Эти проблемы на национальном уровне скрывают индивидуальный опыт беспорядков. Коллективные воспоминания были дополнены личными травмами – вспомните знаменитую историю Владимира Путина, молодого сотрудника КГБ, застрявшего в Дрездене в 1989 году, когда толпа протестующих собралась снаружи. Позвонив на ближайшую советскую базу для подкрепления и получив ответ, что «Москва молчит», Путин вышел на встречу с разъяренной толпой протестующих в одиночку, нарушив правила ведения боевых действий и угрожая своей карьере. Позже Путин сказал: «У меня тогда возникло ощущение, что страны больше не существует. Что он исчез. Было ясно, что Союз болен. И у него была неизлечимая болезнь – паралич власти». Государство отступило, больше не будучи суверенным, и Владимир Путин, сотрудник КГБ среднего звена в немецких провинциях, был вынужден выйти за рамки правил, чтобы принять решение.

Критики Путина часто преуменьшают этот портрет 1990-х годов как периода беспорядка, повторяя точку зрения Фридриха о том, что определенная степень хаоса была необходимой предпосылкой для достижения успехов в области свободы, справедливости и демократии. Несомненно, постсоветское понимание порядка было искажено советским опытом: многие нормальные виды деятельности, такие как торговля и частный бизнес, первоначально были обозначены как виды «беспорядка», отражающие нормы советской эпохи. Институциональное наследие – особенно среди спецслужб и служб безопасности – так называемых силовиков-также сыграло свою роль в воспроизведении особого бинарного понимания порядка и беспорядка, которое отражало институциональные предубеждения советской эпохи. Объясняет социолог Ольга Крыштановская: «Что такое беспорядок в глазах человека в форме? Это отсутствие контроля. Если нет контроля, это означает, что есть возможность для независимого влияния. Силовики рассматривают существование альтернативных центров власти в стране как угрозу целостности государства.

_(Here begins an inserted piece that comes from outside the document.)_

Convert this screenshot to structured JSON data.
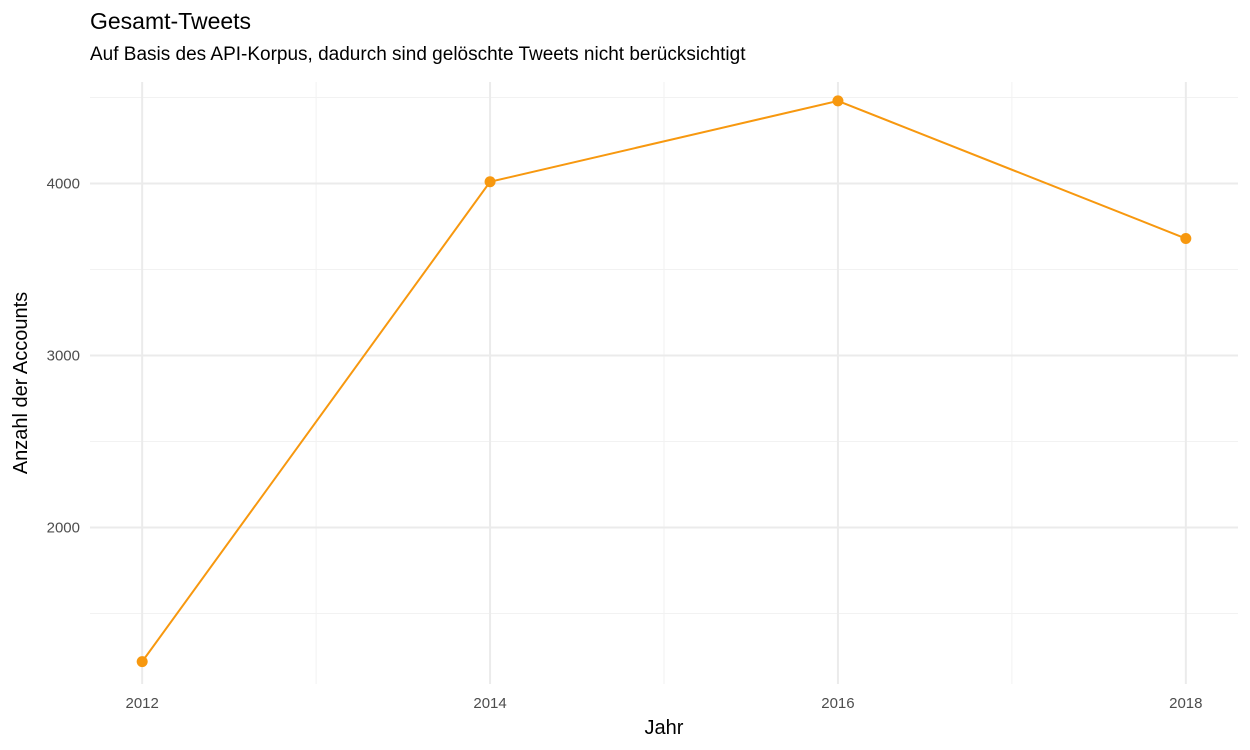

Дума не подчиняется администрации президента? Расстройство. Вяхирев – не Кремль – управляет „Газпромом“? Расстройство. Некоторые партии чего-то хотят, или некоторые СМИ о чем-то говорят? Это все беспорядок, который нужно ликвидировать. И они его ликвидировали.».

Однако страх перед хаосом и стремление к порядку были не просто патологией КГБ, но отражали более широкий консенсус в отношении порядка в российском обществе. Традиционное российское понимание порядка выходило за рамки общего определения порядка как «разборчивого, предсказуемого поведения в соответствии с признанными нормами» и отражало то, что Хедли Булл назвал «августинианским» подходом, в котором «считается, что концепция имеет внутреннее моральное содержание». Русский словарь определяет порядок как «упорядоченную, хорошо организованную и правильную ситуацию». Порядок имеет свое собственное моральное качество, независимо от других ценностей, и поэтому его стоит преследовать в своем собственном праве.

Такое понимание порядка имело народную поддержку в России за пределами силовиков. Опросная организация «Левада-центр» с конца 1990-х годов задает россиянам один и тот же вопрос: «Что важнее для России-демократия или порядок?» В апреле 2000 года доля населения, предпочитающего порядок (даже если это означает ограничение некоторых демократических принципов и прав личности», как сформулировал вопрос опросник), выросла до 81 процента, что является рекордно высоким показателем. Путин и его советники ухватились за это народное настроение и представили стремление к порядку как ответ правительства на демократическое требование. Именно миллионы простых людей, утверждал Путин в телевизионном обращении 2000 года, пострадали от слабого государства: «Цена беспорядка [разболтанности] государства-это личная безопасность, неприкосновенность частной собственности… наше собственное благополучие и будущее наших детей». Когда Путин сказал Федеральному Собранию в 2002 году, что «мы обязаны навести порядок» в местном самоуправлении, это был «тот порядок, о недостатке которого говорят и пишут граждане страны».